This graph compares how different European nations spend the sum of their wealth in healthcare, comparing them roughly through the course of a decade with three arbitrary checkpoints – every five years, being the years of 2002, 2007 and 2012. Even though the data does not show dramatic changes over time, it’s a valid tool to evaluate how each country addresses the importance of this sector within its borders.
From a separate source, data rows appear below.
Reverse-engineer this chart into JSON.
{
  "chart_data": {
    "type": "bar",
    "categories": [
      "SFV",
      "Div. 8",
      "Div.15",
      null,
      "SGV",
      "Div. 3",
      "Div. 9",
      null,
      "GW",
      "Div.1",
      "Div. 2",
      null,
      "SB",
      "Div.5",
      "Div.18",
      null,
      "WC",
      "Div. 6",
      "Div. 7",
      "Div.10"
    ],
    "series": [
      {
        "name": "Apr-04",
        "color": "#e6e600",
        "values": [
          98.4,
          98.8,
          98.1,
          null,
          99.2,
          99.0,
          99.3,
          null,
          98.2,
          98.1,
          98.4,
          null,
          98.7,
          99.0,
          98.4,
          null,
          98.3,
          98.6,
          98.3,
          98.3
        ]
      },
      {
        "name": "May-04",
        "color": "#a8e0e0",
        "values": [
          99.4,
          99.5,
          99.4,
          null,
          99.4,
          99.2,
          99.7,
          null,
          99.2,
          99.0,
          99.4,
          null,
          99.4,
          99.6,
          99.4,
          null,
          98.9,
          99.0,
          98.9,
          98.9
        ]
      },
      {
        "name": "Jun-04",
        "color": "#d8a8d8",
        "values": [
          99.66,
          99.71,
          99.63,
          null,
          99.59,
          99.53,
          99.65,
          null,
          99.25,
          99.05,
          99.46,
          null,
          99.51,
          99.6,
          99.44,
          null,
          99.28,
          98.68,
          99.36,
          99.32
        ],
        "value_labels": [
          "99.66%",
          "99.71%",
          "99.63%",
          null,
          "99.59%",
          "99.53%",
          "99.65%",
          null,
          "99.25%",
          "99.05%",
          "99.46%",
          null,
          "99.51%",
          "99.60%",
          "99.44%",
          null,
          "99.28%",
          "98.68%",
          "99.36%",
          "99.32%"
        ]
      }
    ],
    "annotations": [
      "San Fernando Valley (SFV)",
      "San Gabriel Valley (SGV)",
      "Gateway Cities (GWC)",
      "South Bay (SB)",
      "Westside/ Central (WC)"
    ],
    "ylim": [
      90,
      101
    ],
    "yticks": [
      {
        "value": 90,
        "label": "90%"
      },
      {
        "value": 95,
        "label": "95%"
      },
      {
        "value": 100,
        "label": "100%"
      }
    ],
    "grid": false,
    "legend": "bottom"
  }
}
On that note, it is safe to assume that during that period, these twelve nations had quite a stable expenditure of their gross domestic product in healthcare, which varies, on average, from 6 to 8 percent of their total annual wealth. Although Estonia had the smallest percentage of them all, without knowing the absolute value of its GDP, it is not correct to conclude it has the smallest annual investment in this sample. The Netherlands was the only country that had a progressive, although subtle, decrease in their investment in the health sector, going from 9 to 8 percent at the end of the observation. Belgium, Spain, and Switzerland were the only countries that appeared to have a solid and stable portion of their wealth invested in this area throughout the period, whilst the remaining nations fluctuated their expenses, being the example of the French the clearest, with an increase in 2007 followed by a cut of 1 percent at the end of observation, the largest fluctuation of them all.
Lastly, although forementioned that these data were quite nonconclusive towards remarkable changes in general, it shows that the trend of these European nations towards investment in their healthcare sectors was quite stable over the course of the first decade of the twenty-first century, implying that it plays a vital role in their internal politics.